Administration of platelet-rich plasma may restore fertility during early menopause: Study
Taiwan: Results from a recent study may bore hopes for women with early menopause who wish to become pregnant. According to the study, published in the journal Menopause, a novel approach of administering gonadotropins and platelet-rich plasma is promising for restoring ovarian function.
The study showed that whole dimension subcortical ovarian administration of platelet-rich plasma with gonadotropin restored ovarian functions, at least temporarily, and could increase pregnancy probability using autologous oocytes in women with early menopause.
In this modern world, most women wish to pursue their careers before attaining motherhood due to which the average age of conceiving a child continues to be pushed back. However, for most of these women, their hope of becoming pregnant is cut short with the early onset of menopause -- described as the cessation of ovarian function at or before the age of 45 years. It is estimated that roughly 12.2% of women experience early menopause. Their only chance of becoming pregnant is with donor eggs.
Multiple treatment options have previously been investigated, including standard, controlled ovarian stimulation. jPlatelet-rich plasma has been used in women with primary ovarian insufficiency, but few pregnancies and live births resulted. With the failure of these somewhat traditional treatments, more novel approaches, such as methods for inducing the growth of ovarian follicles, are being pursued.
Chao Chin Hsu, Taiwan United Birth-promoting Expert Fertility Clinic, Tainan, Taiwan, and colleagues designed this study to investigate if whole dimension subcortical ovarian administration of platelet-rich plasma with gonadotropin, in proximity to most ovarian follicles, is effective in restoring ovarian functions in women during early menopause.

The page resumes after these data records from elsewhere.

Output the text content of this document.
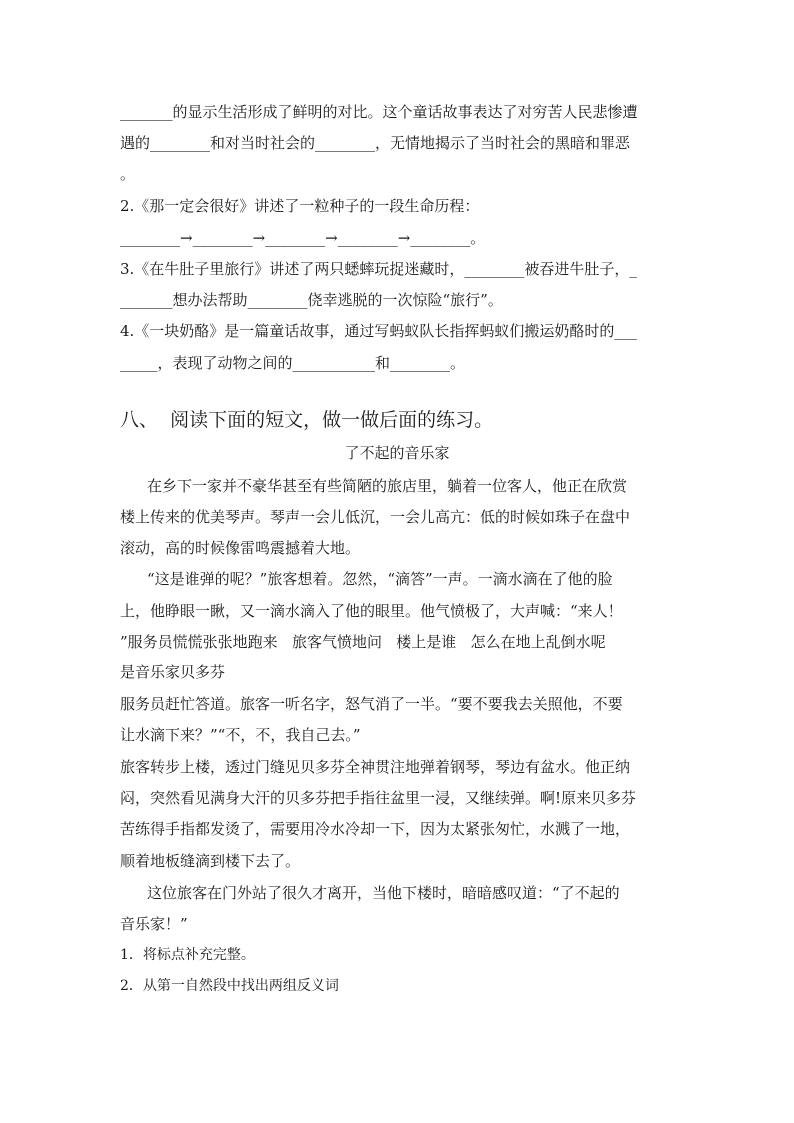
_______的显示生活形成了鲜明的对比。这个童话故事表达了对穷苦人民悲惨遭
遇的________和对当时社会的________，无情地揭示了当时社会的黑暗和罪恶
。
2.《那一定会很好》讲述了一粒种子的一段生命历程：
________→________→________→________→________。
3.《在牛肚子里旅行》讲述了两只蟋蟀玩捉迷藏时，________被吞进牛肚子，_
_______想办法帮助________侥幸逃脱的一次惊险“旅行”。
4.《一块奶酪》是一篇童话故事，通过写蚂蚁队长指挥蚂蚁们搬运奶酪时的___
_____，表现了动物之间的___________和________。
八、  阅读下面的短文，做一做后面的练习。
了不起的音乐家
在乡下一家并不豪华甚至有些简陋的旅店里，躺着一位客人，他正在欣赏
楼上传来的优美琴声。琴声一会儿低沉，一会儿高亢：低的时候如珠子在盘中
滚动，高的时候像雷鸣震撼着大地。
“这是谁弹的呢？”旅客想着。忽然，“滴答”一声。一滴水滴在了他的脸
上，他睁眼一瞅，又一滴水滴入了他的眼里。他气愤极了，大声喊：“来人！
”服务员慌慌张张地跑来   旅客气愤地问   楼上是谁   怎么在地上乱倒水呢
是音乐家贝多芬
服务员赶忙答道。旅客一听名字，怒气消了一半。“要不要我去关照他，不要
让水滴下来？”“不，不，我自己去。”
旅客转步上楼，透过门缝见贝多芬全神贯注地弹着钢琴，琴边有盆水。他正纳
闷，突然看见满身大汗的贝多芬把手指往盆里一浸，又继续弹。啊!原来贝多芬
苦练得手指都发烫了，需要用冷水冷却一下，因为太紧张匆忙，水溅了一地，
顺着地板缝滴到楼下去了。
这位旅客在门外站了很久才离开，当他下楼时，暗暗感叹道：“了不起的
音乐家！”
1．将标点补充完整。
2．从第一自然段中找出两组反义词
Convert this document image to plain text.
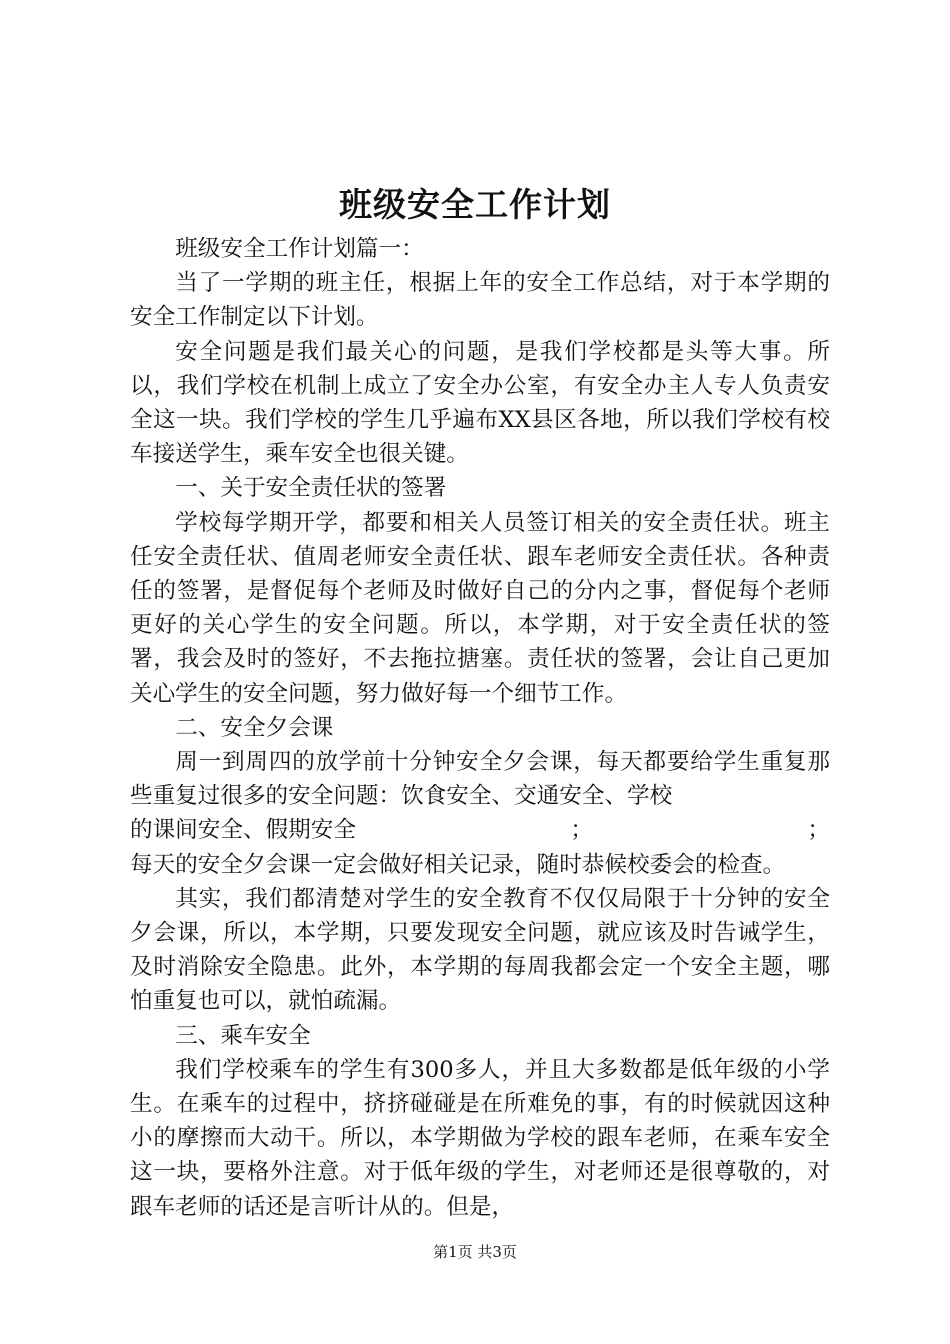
班级安全工作计划

班级安全工作计划篇一：

当了一学期的班主任，根据上年的安全工作总结，对于本学期的安全工作制定以下计划。

安全问题是我们最关心的问题，是我们学校都是头等大事。所以，我们学校在机制上成立了安全办公室，有安全办主人专人负责安全这一块。我们学校的学生几乎遍布XX县区各地，所以我们学校有校车接送学生，乘车安全也很关键。

一、关于安全责任状的签署

学校每学期开学，都要和相关人员签订相关的安全责任状。班主任安全责任状、值周老师安全责任状、跟车老师安全责任状。各种责任的签署，是督促每个老师及时做好自己的分内之事，督促每个老师更好的关心学生的安全问题。所以，本学期，对于安全责任状的签署，我会及时的签好，不去拖拉搪塞。责任状的签署，会让自己更加关心学生的安全问题，努力做好每一个细节工作。

二、安全夕会课

周一到周四的放学前十分钟安全夕会课，每天都要给学生重复那些重复过很多的安全问题：饮食安全、交通安全、学校

的课间安全、假期安全	；	；

每天的安全夕会课一定会做好相关记录，随时恭候校委会的检查。

其实，我们都清楚对学生的安全教育不仅仅局限于十分钟的安全夕会课，所以，本学期，只要发现安全问题，就应该及时告诫学生，及时消除安全隐患。此外，本学期的每周我都会定一个安全主题，哪怕重复也可以，就怕疏漏。

三、乘车安全

我们学校乘车的学生有300多人，并且大多数都是低年级的小学生。在乘车的过程中，挤挤碰碰是在所难免的事，有的时候就因这种小的摩擦而大动干。所以，本学期做为学校的跟车老师，在乘车安全这一块，要格外注意。对于低年级的学生，对老师还是很尊敬的，对跟车老师的话还是言听计从的。但是，

第1页 共3页
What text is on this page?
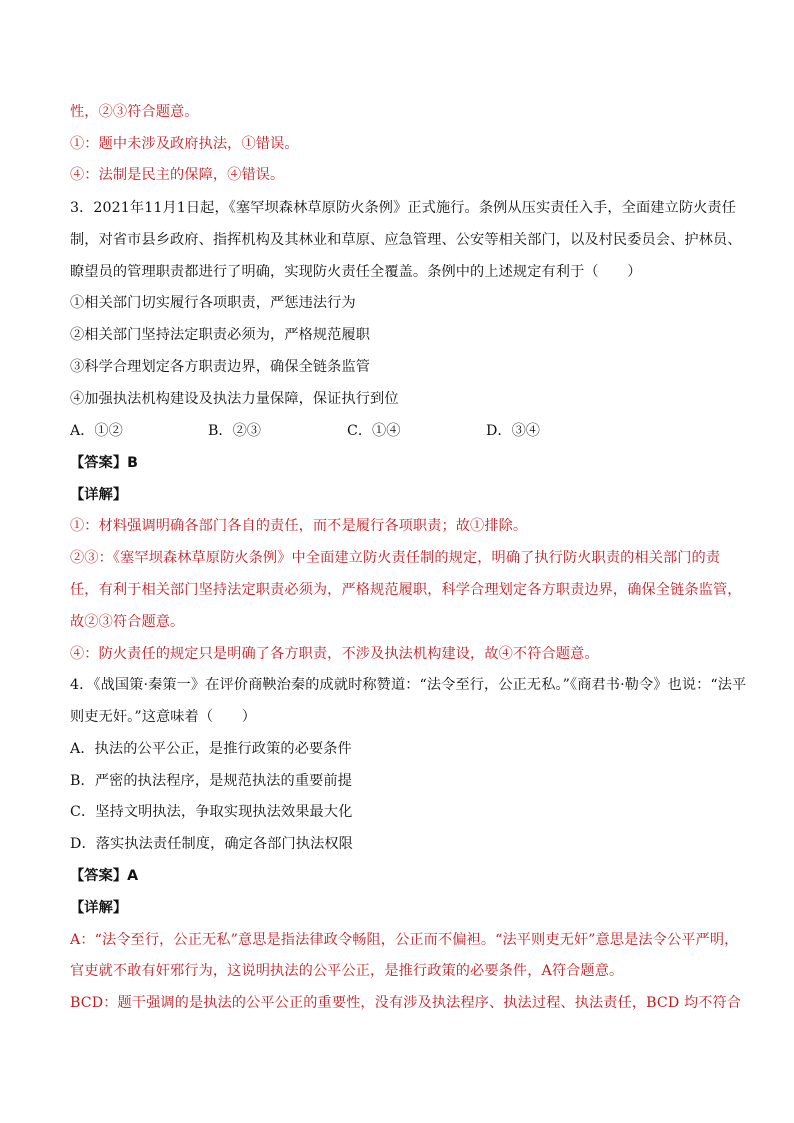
性，②③符合题意。
①：题中未涉及政府执法，①错误。
④：法制是民主的保障，④错误。
3．2021年11月1日起，《塞罕坝森林草原防火条例》正式施行。条例从压实责任入手，全面建立防火责任
制，对省市县乡政府、指挥机构及其林业和草原、应急管理、公安等相关部门，以及村民委员会、护林员、
瞭望员的管理职责都进行了明确，实现防火责任全覆盖。条例中的上述规定有利于（　　）
①相关部门切实履行各项职责，严惩违法行为
②相关部门坚持法定职责必须为，严格规范履职
③科学合理划定各方职责边界，确保全链条监管
④加强执法机构建设及执法力量保障，保证执行到位
A．①②	B．②③	C．①④	D．③④
【答案】B
【详解】
①：材料强调明确各部门各自的责任，而不是履行各项职责；故①排除。
②③：《塞罕坝森林草原防火条例》中全面建立防火责任制的规定，明确了执行防火职责的相关部门的责
任，有利于相关部门坚持法定职责必须为，严格规范履职，科学合理划定各方职责边界，确保全链条监管，
故②③符合题意。
④：防火责任的规定只是明确了各方职责，不涉及执法机构建设，故④不符合题意。
4．《战国策·秦策一》在评价商鞅治秦的成就时称赞道：“法令至行，公正无私。”《商君书·勒令》也说：“法平
则吏无奸。”这意味着（　　）
A．执法的公平公正，是推行政策的必要条件
B．严密的执法程序，是规范执法的重要前提
C．坚持文明执法，争取实现执法效果最大化
D．落实执法责任制度，确定各部门执法权限
【答案】A
【详解】
A：“法令至行，公正无私”意思是指法律政令畅阻，公正而不偏袒。“法平则吏无奸”意思是法令公平严明，
官吏就不敢有奸邪行为，这说明执法的公平公正，是推行政策的必要条件，A符合题意。
BCD：题干强调的是执法的公平公正的重要性，没有涉及执法程序、执法过程、执法责任，BCD 均不符合
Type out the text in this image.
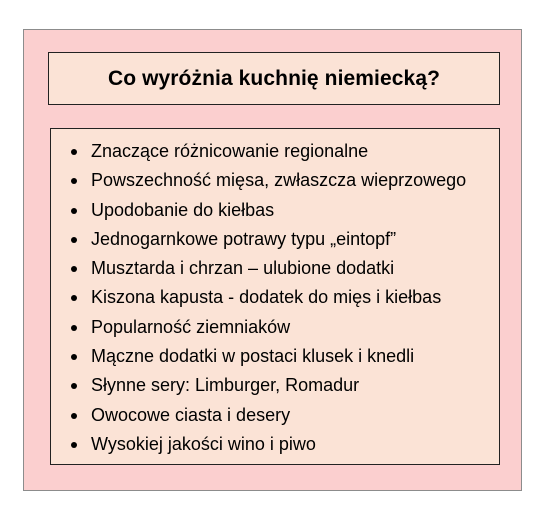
Co wyróżnia kuchnię niemiecką?
Znaczące różnicowanie regionalne
Powszechność mięsa, zwłaszcza wieprzowego
Upodobanie do kiełbas
Jednogarnkowe potrawy typu „eintopf”
Musztarda i chrzan – ulubione dodatki
Kiszona kapusta - dodatek do mięs i kiełbas
Popularność ziemniaków
Mączne dodatki w postaci klusek i knedli
Słynne sery: Limburger, Romadur
Owocowe ciasta i desery
Wysokiej jakości wino i piwo
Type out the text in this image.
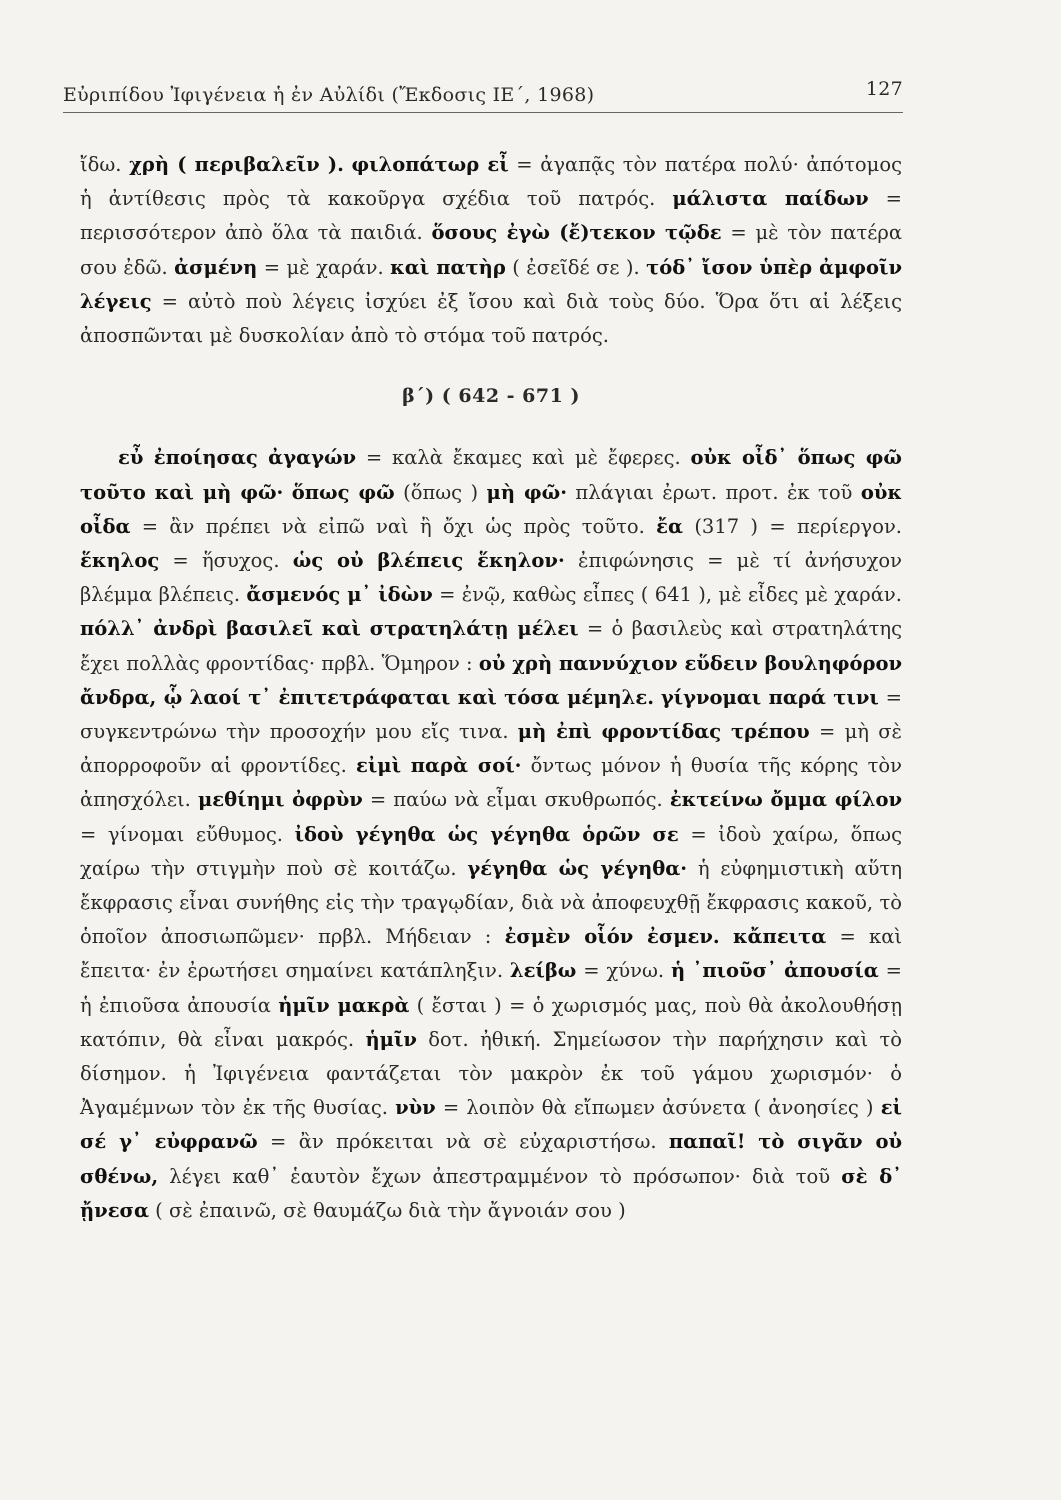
Εὐριπίδου Ἰφιγένεια ἡ ἐν Αὐλίδι (Ἔκδοσις ΙΕ΄, 1968)	127

ἴδω. χρὴ ( περιβαλεῖν ). φιλοπάτωρ εἶ = ἀγαπᾷς τὸν πατέρα πολύ· ἀπότομος ἡ ἀντίθεσις πρὸς τὰ κακοῦργα σχέδια τοῦ πατρός. μάλιστα παίδων = περισσότερον ἀπὸ ὅλα τὰ παιδιά. ὅσους ἐγὼ (ἔ)τεκον τῷδε = μὲ τὸν πατέρα σου ἐδῶ. ἀσμένη = μὲ χαράν. καὶ πατὴρ ( ἐσεῖδέ σε ). τόδ᾽ ἴσον ὑπὲρ ἀμφοῖν λέγεις = αὐτὸ ποὺ λέγεις ἰσχύει ἐξ ἴσου καὶ διὰ τοὺς δύο. Ὅρα ὅτι αἱ λέξεις ἀποσπῶνται μὲ δυσκολίαν ἀπὸ τὸ στόμα τοῦ πατρός.

β΄) ( 642 - 671 )

εὖ ἐποίησας ἀγαγών = καλὰ ἔκαμες καὶ μὲ ἔφερες. οὐκ οἶδ᾽ ὅπως φῶ τοῦτο καὶ μὴ φῶ· ὅπως φῶ (ὅπως ) μὴ φῶ· πλάγιαι ἐρωτ. προτ. ἐκ τοῦ οὐκ οἶδα = ἂν πρέπει νὰ εἰπῶ ναὶ ἢ ὄχι ὡς πρὸς τοῦτο. ἔα (317 ) = περίεργον. ἕκηλος = ἥσυχος. ὡς οὐ βλέπεις ἕκηλον· ἐπιφώνησις = μὲ τί ἀνήσυχον βλέμμα βλέπεις. ἄσμενός μ᾽ ἰδὼν = ἐνῷ, καθὼς εἶπες ( 641 ), μὲ εἶδες μὲ χαράν. πόλλ᾽ ἀνδρὶ βασιλεῖ καὶ στρατηλάτῃ μέλει = ὁ βασιλεὺς καὶ στρατηλάτης ἔχει πολλὰς φροντίδας· πρβλ. Ὅμηρον : οὐ χρὴ παννύχιον εὕδειν βουληφόρον ἄνδρα, ᾧ λαοί τ᾽ ἐπιτετράφαται καὶ τόσα μέμηλε. γίγνομαι παρά τινι = συγκεντρώνω τὴν προσοχήν μου εἴς τινα. μὴ ἐπὶ φροντίδας τρέπου = μὴ σὲ ἀπορροφοῦν αἱ φροντίδες. εἰμὶ παρὰ σοί· ὄντως μόνον ἡ θυσία τῆς κόρης τὸν ἀπησχόλει. μεθίημι ὀφρὺν = παύω νὰ εἶμαι σκυθρωπός. ἐκτείνω ὄμμα φίλον = γίνομαι εὔθυμος. ἰδοὺ γέγηθα ὡς γέγηθα ὁρῶν σε = ἰδοὺ χαίρω, ὅπως χαίρω τὴν στιγμὴν ποὺ σὲ κοιτάζω. γέγηθα ὡς γέγηθα· ἡ εὐφημιστικὴ αὕτη ἔκφρασις εἶναι συνήθης εἰς τὴν τραγῳδίαν, διὰ νὰ ἀποφευχθῇ ἔκφρασις κακοῦ, τὸ ὁποῖον ἀποσιωπῶμεν· πρβλ. Μήδειαν : ἐσμὲν οἷόν ἐσμεν. κἄπειτα = καὶ ἔπειτα· ἐν ἐρωτήσει σημαίνει κατάπληξιν. λείβω = χύνω. ἡ ᾽πιοῦσ᾽ ἀπουσία = ἡ ἐπιοῦσα ἀπουσία ἡμῖν μακρὰ ( ἔσται ) = ὁ χωρισμός μας, ποὺ θὰ ἀκολουθήσῃ κατόπιν, θὰ εἶναι μακρός. ἡμῖν δοτ. ἠθική. Σημείωσον τὴν παρήχησιν καὶ τὸ δίσημον. ἡ Ἰφιγένεια φαντάζεται τὸν μακρὸν ἐκ τοῦ γάμου χωρισμόν· ὁ Ἀγαμέμνων τὸν ἐκ τῆς θυσίας. νὺν = λοιπὸν θὰ εἴπωμεν ἀσύνετα ( ἀνοησίες ) εἰ σέ γ᾽ εὐφρανῶ = ἂν πρόκειται νὰ σὲ εὐχαριστήσω. παπαῖ! τὸ σιγᾶν οὐ σθένω, λέγει καθ᾽ ἑαυτὸν ἔχων ἀπεστραμμένον τὸ πρόσωπον· διὰ τοῦ σὲ δ᾽ ᾔνεσα ( σὲ ἐπαινῶ, σὲ θαυμάζω διὰ τὴν ἄγνοιάν σου )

Platelet-rich plasma was was injected into extended subcortical area of bilateral ovaries along with recombinant follicle-stimulating hormone (rFSH) (Gonal-F 300IU) under laparoscopic guidance. The posttreatment ovarian folliculogenesis and serum levels of FSH, luteinizing hormone (LH), and estradiol were followed up for 6 months at weekly to monthly intervals. IVF was carried out in women resuming ovulatory functions.
The study enrolled a total of 12 women with early menopause (mean age of 44.42 ± 2.84).
Key findings of the study include:
- After treatment, 11 women resumed their menstrual period in 37.1 ± 23.5 days.
- Their average serum FSH was 70.47 ± 20.92 and 26.22 ± 17.55 IU/L, luteinizing hormone was 34.81 ± 11.86 and 14.3 ± 12.8 IU/L, before and after treatment, respectively.
- The mid-cycle E2 was 251.1 ± 143.8 pg/mL.
- Ten oocyte retrievals were carried out among six participants, four of them received controlled ovarian stimulation and another two using natural ovulation cycles.
- Thirteen mature eggs were retrieved which were then ICSI fertilized to obtain 10 normally fertilized 2PN oocytes.
- Two participants had cleavage stage embryos transferred of which one achieved clinical pregnancy.
"Whole dimension subcortical ovarian administration of platelet-rich plasma with gonadotropin was shown to restore ovarian functions, at least temporarily, and could increase the probability of pregnancy using autologous oocytes in women with early menopause," wrote the authors.
The study titled, "Resumed ovarian function and pregnancy in early menopausal women by whole dimension subcortical ovarian administration of platelet-rich plasma and gonadotropins," is published in the journal Menopause.